Zo vorderde ABN het bedrag niet terug op basis van een onverschuldigde
betaling harerzijds tout court, maar met een beroep op een machtiging
van Slotboom die niet verder reikte dan f 4.000. Zo werd de ABN is 's
hofs arrest vervolgens 'opgeknoopt' aan art. 1418 lid 2 BW (oud):
'Eene verbindtenis kan zelfs gekweten worden door eenen derde, die
daarbij geen belang heeft, mits die derde handele in naam en tot
kwijting van den schuldenaar (...).'
Zo oordeelde de Hoge Raad in cassatie onjuist de stelling dat
Allectric 'zonder enige rechtvaardiging een voordeel in de schoot
geworpen' heeft gekregen, omdat die stelling afstuitte op 's hofs
oordeel dat sprake was van een betaling als bedoeld in art. 1418 lid 2
BW (oud). Voorts overwoog de HR (onder meer) dat een beroep van ABN op
de omstandigheid dat uit de tussen Slotboom en haar bestaande
rekening-courant-verhouding iets anders afgeleid zou moeten worden,
niet voor het eerst in cassatie kon worden gedaan.

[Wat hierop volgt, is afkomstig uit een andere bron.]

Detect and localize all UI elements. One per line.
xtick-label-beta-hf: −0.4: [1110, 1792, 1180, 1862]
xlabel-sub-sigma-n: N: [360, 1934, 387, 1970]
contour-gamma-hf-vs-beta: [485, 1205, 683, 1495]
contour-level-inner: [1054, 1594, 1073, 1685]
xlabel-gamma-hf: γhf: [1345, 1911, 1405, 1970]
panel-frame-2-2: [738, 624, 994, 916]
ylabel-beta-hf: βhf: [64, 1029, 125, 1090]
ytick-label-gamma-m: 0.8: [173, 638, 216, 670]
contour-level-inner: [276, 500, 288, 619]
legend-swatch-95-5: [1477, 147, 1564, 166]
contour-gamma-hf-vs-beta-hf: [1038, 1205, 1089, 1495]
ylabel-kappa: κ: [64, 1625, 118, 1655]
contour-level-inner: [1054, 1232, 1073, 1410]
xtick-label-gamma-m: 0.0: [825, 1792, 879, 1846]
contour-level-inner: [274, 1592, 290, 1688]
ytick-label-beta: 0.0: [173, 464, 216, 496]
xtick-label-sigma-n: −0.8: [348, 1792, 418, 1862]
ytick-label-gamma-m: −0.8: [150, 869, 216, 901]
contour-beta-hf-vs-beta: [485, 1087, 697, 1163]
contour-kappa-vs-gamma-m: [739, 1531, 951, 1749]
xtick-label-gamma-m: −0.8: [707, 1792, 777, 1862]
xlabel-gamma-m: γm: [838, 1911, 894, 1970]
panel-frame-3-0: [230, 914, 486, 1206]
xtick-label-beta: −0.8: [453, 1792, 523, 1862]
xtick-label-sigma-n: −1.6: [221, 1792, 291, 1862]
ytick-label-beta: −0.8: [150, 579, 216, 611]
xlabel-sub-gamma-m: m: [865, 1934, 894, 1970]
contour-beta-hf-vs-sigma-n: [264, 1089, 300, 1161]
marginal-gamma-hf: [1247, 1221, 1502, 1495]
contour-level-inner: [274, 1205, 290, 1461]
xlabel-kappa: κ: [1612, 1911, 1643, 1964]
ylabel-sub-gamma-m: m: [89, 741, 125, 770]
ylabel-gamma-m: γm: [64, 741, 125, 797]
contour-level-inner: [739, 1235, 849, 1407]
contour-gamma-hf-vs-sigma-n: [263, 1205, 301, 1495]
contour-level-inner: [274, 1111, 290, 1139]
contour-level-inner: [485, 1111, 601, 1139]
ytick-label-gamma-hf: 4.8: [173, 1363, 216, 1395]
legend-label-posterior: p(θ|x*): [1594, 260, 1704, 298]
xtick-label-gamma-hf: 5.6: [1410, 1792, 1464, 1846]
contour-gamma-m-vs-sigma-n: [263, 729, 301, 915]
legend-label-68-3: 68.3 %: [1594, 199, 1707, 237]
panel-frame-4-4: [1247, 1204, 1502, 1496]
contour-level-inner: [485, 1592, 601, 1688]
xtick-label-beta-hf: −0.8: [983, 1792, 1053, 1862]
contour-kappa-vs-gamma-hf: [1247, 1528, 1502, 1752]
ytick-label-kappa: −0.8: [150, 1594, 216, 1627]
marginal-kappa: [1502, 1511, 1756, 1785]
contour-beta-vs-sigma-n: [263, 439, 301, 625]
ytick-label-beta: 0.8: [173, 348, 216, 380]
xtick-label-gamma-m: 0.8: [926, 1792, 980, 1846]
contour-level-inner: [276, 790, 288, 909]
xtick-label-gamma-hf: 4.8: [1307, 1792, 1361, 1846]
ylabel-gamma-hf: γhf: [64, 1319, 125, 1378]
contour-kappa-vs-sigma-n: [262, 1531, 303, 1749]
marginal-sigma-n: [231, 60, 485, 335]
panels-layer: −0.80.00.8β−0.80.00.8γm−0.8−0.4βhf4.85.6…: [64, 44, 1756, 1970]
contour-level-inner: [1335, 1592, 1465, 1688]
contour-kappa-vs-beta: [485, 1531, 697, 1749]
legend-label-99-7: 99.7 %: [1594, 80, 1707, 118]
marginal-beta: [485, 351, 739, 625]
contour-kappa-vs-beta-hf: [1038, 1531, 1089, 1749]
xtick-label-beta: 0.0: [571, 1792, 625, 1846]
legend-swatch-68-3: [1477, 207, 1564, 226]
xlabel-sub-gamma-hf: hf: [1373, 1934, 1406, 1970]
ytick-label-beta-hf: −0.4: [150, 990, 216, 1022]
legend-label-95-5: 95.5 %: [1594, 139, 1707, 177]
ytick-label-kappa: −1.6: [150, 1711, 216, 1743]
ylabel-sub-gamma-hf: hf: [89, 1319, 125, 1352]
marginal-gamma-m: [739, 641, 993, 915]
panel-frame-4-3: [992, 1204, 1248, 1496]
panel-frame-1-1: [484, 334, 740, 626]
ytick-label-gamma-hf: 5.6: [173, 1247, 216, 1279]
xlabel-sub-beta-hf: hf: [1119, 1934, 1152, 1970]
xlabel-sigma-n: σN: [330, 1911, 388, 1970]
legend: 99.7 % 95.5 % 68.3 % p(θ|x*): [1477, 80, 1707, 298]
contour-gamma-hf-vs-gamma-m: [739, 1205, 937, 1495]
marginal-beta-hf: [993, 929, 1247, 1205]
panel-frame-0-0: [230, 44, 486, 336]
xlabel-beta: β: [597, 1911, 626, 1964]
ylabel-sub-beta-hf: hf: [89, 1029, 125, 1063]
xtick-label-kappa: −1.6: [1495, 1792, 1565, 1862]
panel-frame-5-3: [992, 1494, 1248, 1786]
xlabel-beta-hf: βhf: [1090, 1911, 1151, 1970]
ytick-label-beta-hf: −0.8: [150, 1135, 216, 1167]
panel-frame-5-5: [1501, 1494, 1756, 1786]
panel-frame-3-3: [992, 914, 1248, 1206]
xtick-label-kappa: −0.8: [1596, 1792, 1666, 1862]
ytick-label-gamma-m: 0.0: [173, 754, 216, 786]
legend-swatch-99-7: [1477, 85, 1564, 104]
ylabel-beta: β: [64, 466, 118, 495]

4.10.10. Het arrest ABN/Allectric, blijkt, als gezegd, vervolgens een
rol te hebben gespeeld in de parlementaire geschiedenis van artt.
6:30-31 (6.1.6.4-5) in verbinding met art. 6:114 (6.1.9A.3, girale
betaling), en met afdelingen 6.4.2 (onverschuldigde betaling) en 6.4.3
(ongerechtvaardigde verrijking) van het huidige BW: waaronder dus art.
6:203 (6.4.2.1) over onverschuldigde betaling.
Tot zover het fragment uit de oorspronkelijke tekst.